O foco da abertura para um mercado competitivo, assim como ocorreu no segmento de E&P, merece ser estendido ao resto na indústria de GN, com efeitos chegando aos consumidores. Neste contexto, a regulação surge para cobrir falhas de mercado associadas aos monopólios naturais (redes) e garantir estabilidade jurídica, que influenciem a melhor decisão econômica de seus agentes num ambiente concorrencial.

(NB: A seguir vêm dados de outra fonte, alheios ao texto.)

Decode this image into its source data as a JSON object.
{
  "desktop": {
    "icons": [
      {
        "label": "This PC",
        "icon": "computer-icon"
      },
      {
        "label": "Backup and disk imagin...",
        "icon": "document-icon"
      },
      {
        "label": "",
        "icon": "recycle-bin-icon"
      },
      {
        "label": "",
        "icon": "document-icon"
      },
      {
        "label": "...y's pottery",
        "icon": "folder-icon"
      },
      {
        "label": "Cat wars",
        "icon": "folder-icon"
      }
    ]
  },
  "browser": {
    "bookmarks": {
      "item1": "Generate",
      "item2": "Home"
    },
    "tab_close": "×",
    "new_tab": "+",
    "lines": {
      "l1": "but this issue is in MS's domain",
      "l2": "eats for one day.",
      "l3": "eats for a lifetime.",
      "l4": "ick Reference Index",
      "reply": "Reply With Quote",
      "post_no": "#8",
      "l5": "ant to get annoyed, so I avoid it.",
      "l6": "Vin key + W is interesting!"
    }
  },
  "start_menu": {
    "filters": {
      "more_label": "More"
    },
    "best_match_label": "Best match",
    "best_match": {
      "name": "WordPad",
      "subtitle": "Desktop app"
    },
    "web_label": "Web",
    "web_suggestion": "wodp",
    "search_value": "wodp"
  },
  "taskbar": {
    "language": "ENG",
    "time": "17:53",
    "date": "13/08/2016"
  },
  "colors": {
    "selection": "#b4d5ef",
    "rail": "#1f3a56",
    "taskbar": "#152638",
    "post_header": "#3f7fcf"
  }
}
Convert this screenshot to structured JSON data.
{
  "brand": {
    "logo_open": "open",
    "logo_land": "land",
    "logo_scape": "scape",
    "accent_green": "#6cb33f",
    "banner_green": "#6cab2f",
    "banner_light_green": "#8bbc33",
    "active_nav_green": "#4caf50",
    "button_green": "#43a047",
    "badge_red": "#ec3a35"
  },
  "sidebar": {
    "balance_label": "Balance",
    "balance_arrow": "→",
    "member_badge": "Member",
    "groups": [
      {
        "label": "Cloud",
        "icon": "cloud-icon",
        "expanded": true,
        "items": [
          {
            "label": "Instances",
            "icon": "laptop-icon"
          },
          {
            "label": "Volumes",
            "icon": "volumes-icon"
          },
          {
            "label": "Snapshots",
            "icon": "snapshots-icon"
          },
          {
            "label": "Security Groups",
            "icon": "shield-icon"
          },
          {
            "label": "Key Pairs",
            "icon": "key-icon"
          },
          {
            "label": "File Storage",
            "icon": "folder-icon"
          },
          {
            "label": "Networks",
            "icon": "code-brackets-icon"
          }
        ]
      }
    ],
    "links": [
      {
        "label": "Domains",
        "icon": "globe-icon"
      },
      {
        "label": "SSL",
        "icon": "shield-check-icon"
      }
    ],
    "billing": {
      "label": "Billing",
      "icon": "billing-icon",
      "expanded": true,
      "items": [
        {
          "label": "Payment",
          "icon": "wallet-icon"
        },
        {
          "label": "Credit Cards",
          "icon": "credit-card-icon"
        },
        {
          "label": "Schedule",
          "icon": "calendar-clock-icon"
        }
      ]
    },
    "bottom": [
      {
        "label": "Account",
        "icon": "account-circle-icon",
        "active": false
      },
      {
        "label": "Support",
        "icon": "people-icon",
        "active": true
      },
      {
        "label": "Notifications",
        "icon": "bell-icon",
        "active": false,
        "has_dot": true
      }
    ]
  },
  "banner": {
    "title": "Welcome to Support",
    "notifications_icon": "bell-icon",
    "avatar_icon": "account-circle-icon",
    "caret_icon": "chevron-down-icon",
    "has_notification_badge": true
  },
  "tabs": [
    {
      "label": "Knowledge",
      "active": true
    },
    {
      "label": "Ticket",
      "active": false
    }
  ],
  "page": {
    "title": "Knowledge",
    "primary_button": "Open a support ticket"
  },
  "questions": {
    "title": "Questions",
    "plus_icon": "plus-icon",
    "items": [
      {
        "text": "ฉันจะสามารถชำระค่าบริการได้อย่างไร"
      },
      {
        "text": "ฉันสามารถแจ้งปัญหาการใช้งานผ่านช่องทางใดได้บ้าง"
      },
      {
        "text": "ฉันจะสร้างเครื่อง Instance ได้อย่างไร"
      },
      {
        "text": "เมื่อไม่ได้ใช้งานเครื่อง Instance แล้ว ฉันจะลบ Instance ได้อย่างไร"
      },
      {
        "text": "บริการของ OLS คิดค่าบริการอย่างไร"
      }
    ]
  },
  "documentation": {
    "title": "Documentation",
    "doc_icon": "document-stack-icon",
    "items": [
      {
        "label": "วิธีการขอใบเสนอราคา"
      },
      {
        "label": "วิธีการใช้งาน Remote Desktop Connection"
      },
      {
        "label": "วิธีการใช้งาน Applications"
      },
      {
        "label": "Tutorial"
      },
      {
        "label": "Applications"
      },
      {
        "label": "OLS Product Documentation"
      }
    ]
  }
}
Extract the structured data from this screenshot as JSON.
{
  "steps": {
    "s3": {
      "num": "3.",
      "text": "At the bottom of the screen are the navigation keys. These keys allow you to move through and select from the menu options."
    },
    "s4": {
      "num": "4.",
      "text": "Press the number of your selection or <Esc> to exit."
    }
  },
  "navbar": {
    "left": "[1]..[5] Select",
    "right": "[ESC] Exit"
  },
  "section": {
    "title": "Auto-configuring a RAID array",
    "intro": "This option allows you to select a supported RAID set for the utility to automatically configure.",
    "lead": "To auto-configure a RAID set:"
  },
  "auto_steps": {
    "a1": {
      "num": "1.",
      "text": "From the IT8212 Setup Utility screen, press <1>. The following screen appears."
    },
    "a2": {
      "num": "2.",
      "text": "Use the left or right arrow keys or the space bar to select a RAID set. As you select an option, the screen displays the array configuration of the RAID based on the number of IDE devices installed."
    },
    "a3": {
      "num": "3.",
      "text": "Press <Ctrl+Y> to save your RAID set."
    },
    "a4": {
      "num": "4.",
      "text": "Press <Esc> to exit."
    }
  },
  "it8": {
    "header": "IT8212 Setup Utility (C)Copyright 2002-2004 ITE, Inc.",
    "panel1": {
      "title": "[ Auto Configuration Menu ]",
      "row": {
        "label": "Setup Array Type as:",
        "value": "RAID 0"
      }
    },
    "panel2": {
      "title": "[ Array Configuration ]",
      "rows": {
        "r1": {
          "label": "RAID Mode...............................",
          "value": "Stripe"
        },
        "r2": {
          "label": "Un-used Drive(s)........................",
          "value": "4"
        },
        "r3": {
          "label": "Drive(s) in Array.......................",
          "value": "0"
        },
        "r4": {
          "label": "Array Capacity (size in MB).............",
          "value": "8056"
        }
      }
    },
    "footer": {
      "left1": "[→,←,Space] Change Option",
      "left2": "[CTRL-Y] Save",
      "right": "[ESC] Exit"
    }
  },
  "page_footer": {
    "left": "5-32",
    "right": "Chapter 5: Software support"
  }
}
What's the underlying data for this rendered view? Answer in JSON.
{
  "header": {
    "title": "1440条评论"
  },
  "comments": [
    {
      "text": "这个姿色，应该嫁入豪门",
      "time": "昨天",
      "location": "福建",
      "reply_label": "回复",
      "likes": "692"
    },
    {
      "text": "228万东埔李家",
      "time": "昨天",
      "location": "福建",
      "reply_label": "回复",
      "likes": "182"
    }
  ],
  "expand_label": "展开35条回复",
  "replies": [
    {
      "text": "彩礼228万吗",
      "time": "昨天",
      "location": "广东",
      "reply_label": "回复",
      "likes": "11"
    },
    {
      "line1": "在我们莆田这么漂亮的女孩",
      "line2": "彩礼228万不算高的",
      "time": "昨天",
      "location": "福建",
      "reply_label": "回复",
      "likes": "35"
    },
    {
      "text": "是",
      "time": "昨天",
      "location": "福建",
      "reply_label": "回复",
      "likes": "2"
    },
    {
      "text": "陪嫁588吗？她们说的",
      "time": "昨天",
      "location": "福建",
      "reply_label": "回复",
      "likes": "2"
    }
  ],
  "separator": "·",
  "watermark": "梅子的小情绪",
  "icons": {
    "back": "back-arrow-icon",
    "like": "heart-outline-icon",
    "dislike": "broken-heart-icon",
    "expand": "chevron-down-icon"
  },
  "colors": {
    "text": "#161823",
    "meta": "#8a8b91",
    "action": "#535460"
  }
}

De fato, o maior aproveitamento do GN no país se dará mediante a avaliação de seus custos e benefícios e deverá ter em conta a ampla disponibilidade de recursos energéticos e alternativas de importação que competem com o GN doméstico.

 

Luiz Carlos Costamilan é formado em Engenharia Mecânica pela UFRGS e possui um MSc em Engenharia de Petróleo pela Colorado School of Mines, Golden, Colorado,Estados Unidos. É sócio da LC2 Consultoria, onde faz advisory no setor de energia (óleo e gás) para clientes no Brasil e no exterior, e membro do CA da Enauta como conselheiro independente. É também Consultor Senior da McKinsey&Co e Operating Partner da Advent International (private equity). Presentemente, Costamilan é diretor executivo de Gás Natural do IBP, depois de ter atuado no Grupo BG por 9 anos, onde foi presidente da BG Brasil e da BG Cone Sul. Antes de se juntar à BG, Costamilan trabalhou na Petrobras por mais de 23 anos, onde ocupou diversos cargos seniores, incluindo gerente executivo de Novos Negócios, gerente executivo do Desenvolvimento do Gasoduto Bolívia-Brasil, diretor executivo de EeP e VP executivo da Braspetro. Costamilan participou de CA de diversas companhias no Brasil e no exterior.